Nina gave birth to three children, while Khrushchev’s kids from his first marriage lived with their family. By the 1960s, Nina learned the basics of English and started accompanying her husband on international visits.

Her photos with Jackie Kennedy became famous worldwide. Nina’s silk costume was of the latest style, but her undone hair and simple facial features propagated the Soviet image – a simple woman straight from the home.

In reality, however, like most revolutionaries, Nina didn’t know much about house work. By the time she and Nikita moved to Moscow in the 1930s, her husband had already been a top Soviet official. Nina had a small army of servants and only ‘supervised’ their work. She ended her life as a simple Soviet pensioner, however, but with a government dacha. She outlived her husband by 13 years.

Raisa Gorbacheva: The last Soviet first lady

Raissa Gorbachev, former Soviet President Mikhail Gorbachev, at the State of the World Forum, Sept. 27, 1995 at the Fairmont Hotel in San Francisco

Mikhail Gorbachev met Raisa Titarenko when they were both students at Moscow State University – he was at the school of law, while Raisa studied philosophy. Before moving to Moscow in 1978, when Mikhail became Secretary for the Central Committee of the Communist Party, the couple and their children lived lean like most people in the country. But it’s not clear whether this was true or not.

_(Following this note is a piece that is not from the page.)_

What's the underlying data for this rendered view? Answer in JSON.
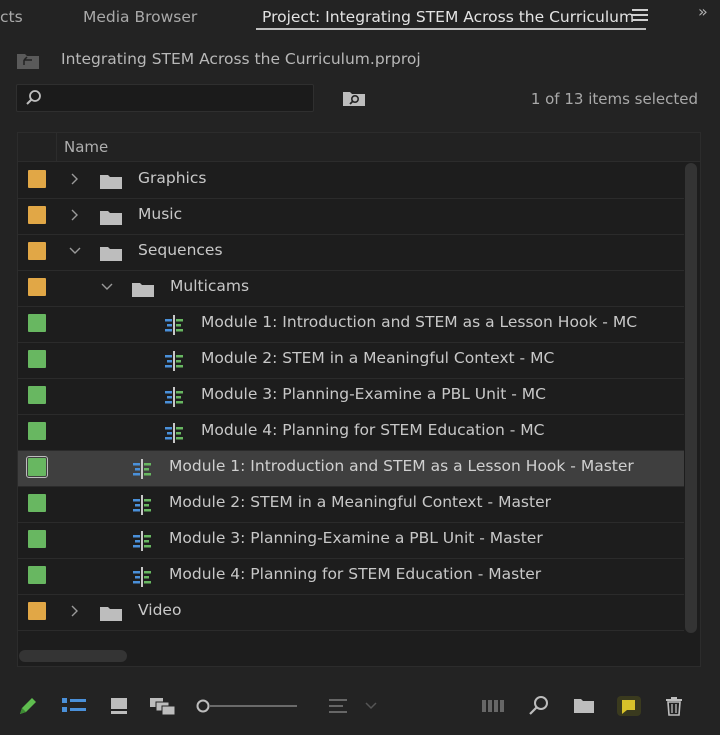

When Gorbachev became General Secretary in 1985, Raisa took on the responsibilities of ‘first lady,’ which had been abandoned since Khrushchev left office (Leonid Brezhnev’s wife kept herself out of the spotlight).

Surprisingly, Raisa was fluent in English, while her husband needed an interpreter. She was a bright star at receptions, sported nice dresses and haircuts. But back home many people envied and even hated her – Perestroika was a time of exceptional scarcity of all basic consumer goods. So, Raisa’s posh dresses only enraged the public.

On the other hand, she used her position for good causes, and founded the Soviet (later Russian) Culture Fund that helped preserve many museums and cultural heritage sites. She also supported the Children of Chernobyl foundation, and visited the city shortly after the 1986 catastrophe.

During the August 1991 coup, Raisa feared for her husband’s life and suffered a serious breakdown. Later, doctors said that this stress, as well as her visit to Chernobyl, possibly instigated her leukemia, found in 1999.

She was sent to Germany and treated by the world’s leading oncologists, but after two months her health failed her completely. She is survived by her husband and their daughter, Irina, who now heads the Raisa Gorbacheva Club, which provides assistance to Russian children hospitals.